To give an example, this is why I don't understand how much of evangelicalism still can't acknowledge the capacity of women to lead churches. That's not true...I do understand it...because I know well this literalist approach to Scripture and the conclusions and practices it leads to. But it's still silly to me, and I suspect such a belief is rampant because many people feel like they are obligated to a certain way of thinking about how to read and use Scripture, perhaps because they just don't know there are other ways.

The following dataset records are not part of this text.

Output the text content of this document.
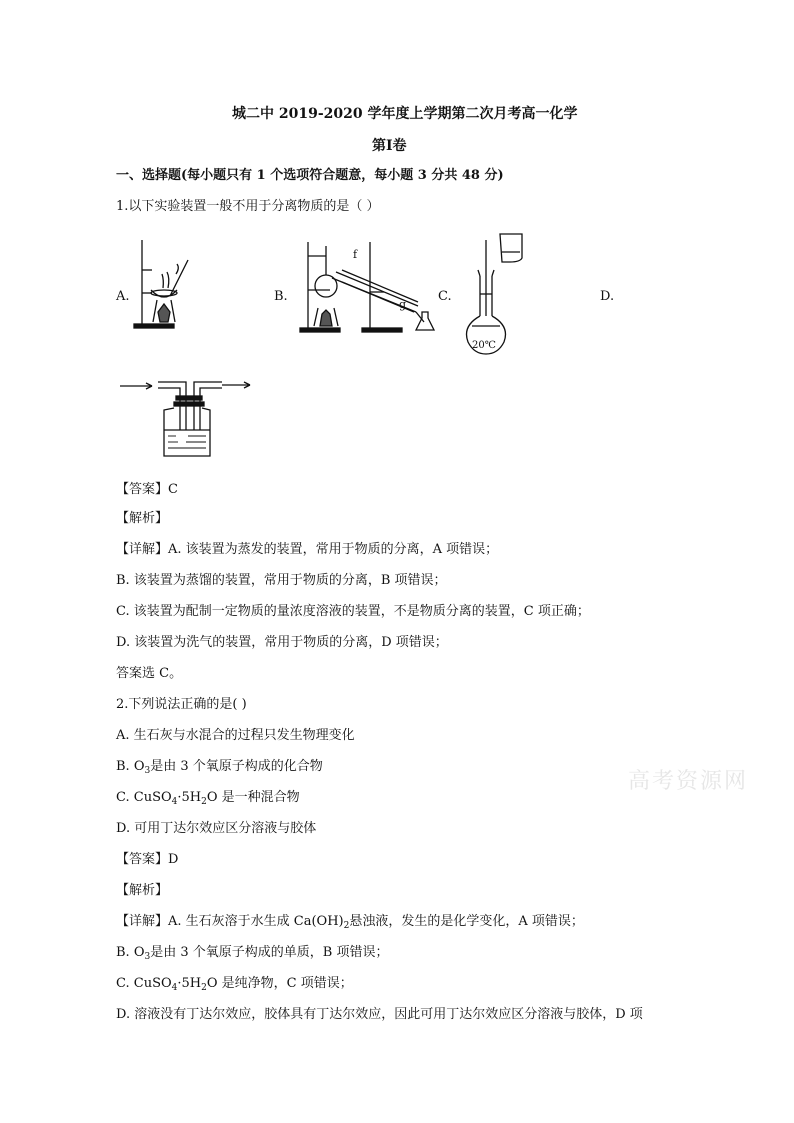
城二中 2019-2020 学年度上学期第二次月考高一化学
第Ⅰ卷
一、选择题(每小题只有 1 个选项符合题意，每小题 3 分共 48 分)
1.以下实验装置一般不用于分离物质的是（ ）
A.	B.	C.	D.
f
g
20℃
【答案】C
【解析】
【详解】A. 该装置为蒸发的装置，常用于物质的分离，A 项错误；
B. 该装置为蒸馏的装置，常用于物质的分离，B 项错误；
C. 该装置为配制一定物质的量浓度溶液的装置，不是物质分离的装置，C 项正确；
D. 该装置为洗气的装置，常用于物质的分离，D 项错误；
答案选 C。
2.下列说法正确的是( )
A. 生石灰与水混合的过程只发生物理变化
B. $O_3$是由 3 个氧原子构成的化合物
C. $CuSO_4\cdot 5H_2O$ 是一种混合物
D. 可用丁达尔效应区分溶液与胶体
高考资源网
【答案】D
【解析】
【详解】A. 生石灰溶于水生成 $Ca(OH)_2$悬浊液，发生的是化学变化，A 项错误；
B. $O_3$是由 3 个氧原子构成的单质，B 项错误；
C. $CuSO_4\cdot 5H_2O$ 是纯净物，C 项错误；
D. 溶液没有丁达尔效应，胶体具有丁达尔效应，因此可用丁达尔效应区分溶液与胶体，D 项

For example, that there is a way that you can actually honor the Bible and honor a woman's gifting at the same time, so that you don't actually have to say to a woman "well, yes, it sure looks like you're gifted to be a pastor, but, well...sorry...can't argue with Paul!" I think once you admit that "wow, I know some women that are really gifted leaders"...you realize how irresponsible and even oppressive it is to hold some of the views you hold. This has been my journey, at least.

Being at the GTU is sure to help me find my faith. I may have to lose it, then find it again, then repeat this process a few times. But I welcome this with little fear because, essentially, I don't want to believe what isn't true. I don't want to believe what's simply convenient. I'm not threatened by other opinions and viewpoints and faiths, because, if I'm wrong about something (or even the whole thing?), I want to know that I'm wrong, and not be wrong any more.

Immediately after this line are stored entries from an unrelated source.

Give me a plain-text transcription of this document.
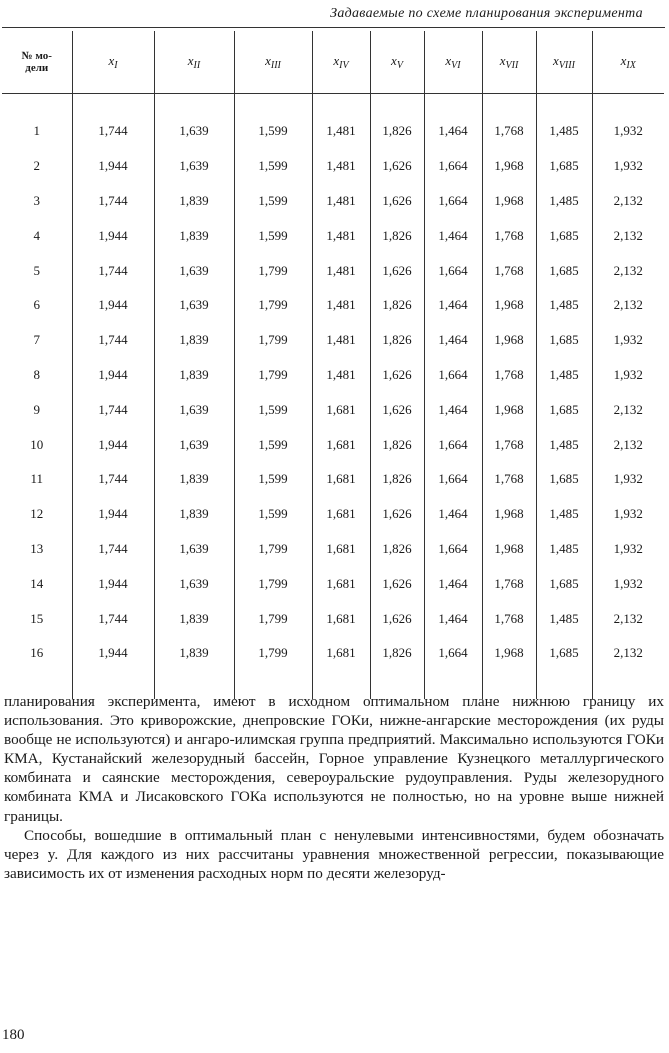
Задаваемые по схеме планирования эксперимента
№ мо-
дели	$x_I$	$x_{II}$	$x_{III}$	$x_{IV}$	$x_V$	$x_{VI}$	$x_{VII}$	$x_{VIII}$	$x_{IX}$

1	1,744	1,639	1,599	1,481	1,826	1,464	1,768	1,485	1,932
2	1,944	1,639	1,599	1,481	1,626	1,664	1,968	1,685	1,932
3	1,744	1,839	1,599	1,481	1,626	1,664	1,968	1,485	2,132
4	1,944	1,839	1,599	1,481	1,826	1,464	1,768	1,685	2,132
5	1,744	1,639	1,799	1,481	1,626	1,664	1,768	1,685	2,132
6	1,944	1,639	1,799	1,481	1,826	1,464	1,968	1,485	2,132
7	1,744	1,839	1,799	1,481	1,826	1,464	1,968	1,685	1,932
8	1,944	1,839	1,799	1,481	1,626	1,664	1,768	1,485	1,932
9	1,744	1,639	1,599	1,681	1,626	1,464	1,968	1,685	2,132
10	1,944	1,639	1,599	1,681	1,826	1,664	1,768	1,485	2,132
11	1,744	1,839	1,599	1,681	1,826	1,664	1,768	1,685	1,932
12	1,944	1,839	1,599	1,681	1,626	1,464	1,968	1,485	1,932
13	1,744	1,639	1,799	1,681	1,826	1,664	1,968	1,485	1,932
14	1,944	1,639	1,799	1,681	1,626	1,464	1,768	1,685	1,932
15	1,744	1,839	1,799	1,681	1,626	1,464	1,768	1,485	2,132
16	1,944	1,839	1,799	1,681	1,826	1,664	1,968	1,685	2,132

планирования эксперимента, имеют в исходном оптимальном плане нижнюю границу их использования. Это криворожские, днепровские ГОКи, нижне-ангарские месторождения (их руды вообще не используются) и ангаро-илимская группа предприятий. Максимально используются ГОКи КМА, Кустанайский железорудный бассейн, Горное управление Кузнецкого металлургического комбината и саянские месторождения, североуральские рудоуправления. Руды железорудного комбината КМА и Лисаковского ГОКа используются не полностью, но на уровне выше нижней границы.

Способы, вошедшие в оптимальный план с ненулевыми интенсивностями, будем обозначать через y. Для каждого из них рассчитаны уравнения множественной регрессии, показывающие зависимость их от изменения расходных норм по десяти железоруд-

180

I hope and pray that I can really develop (I'm still a little more arrogant than I'd like to be) and sustain such humility while I'm here and that this posture leads me ever closer to understanding the God I see everywhere, in everyone.

Wednesday, August 1, 2012

My Summer or My Clara

Conversation from the other day:
Matt: "I can't believe it's almost August."
Joann: "How does that make you feel?"
Matt: "It makes me feel like I didn't have a summer. I had a Clara."

I've been a bit absent from this blog for the last month or so. This picture captures my excuse.

Clara has been the most welcome inconvenience in my life, dramatically altering my schedule and rhythm and priorities, challenging me in new ways, yet bringing indescribable joy.

That is, unless you're a parent, or can accurately imagine what it's like to be a parent even if you're not one...then maybe you can describe it perfectly adequately and it's not so indescribable.

Sure to resume blogging once the school year starts up in a few weeks and the next exciting season begins! Life as a PhD student at an interreligious school in Berkeley is sure to provide plenty of fodder for blogging.

After all, the last time Joann and I were in the bay area we saw two 40-something men walking down the street in broad daylight, wearing nothing but socks and flip-flops.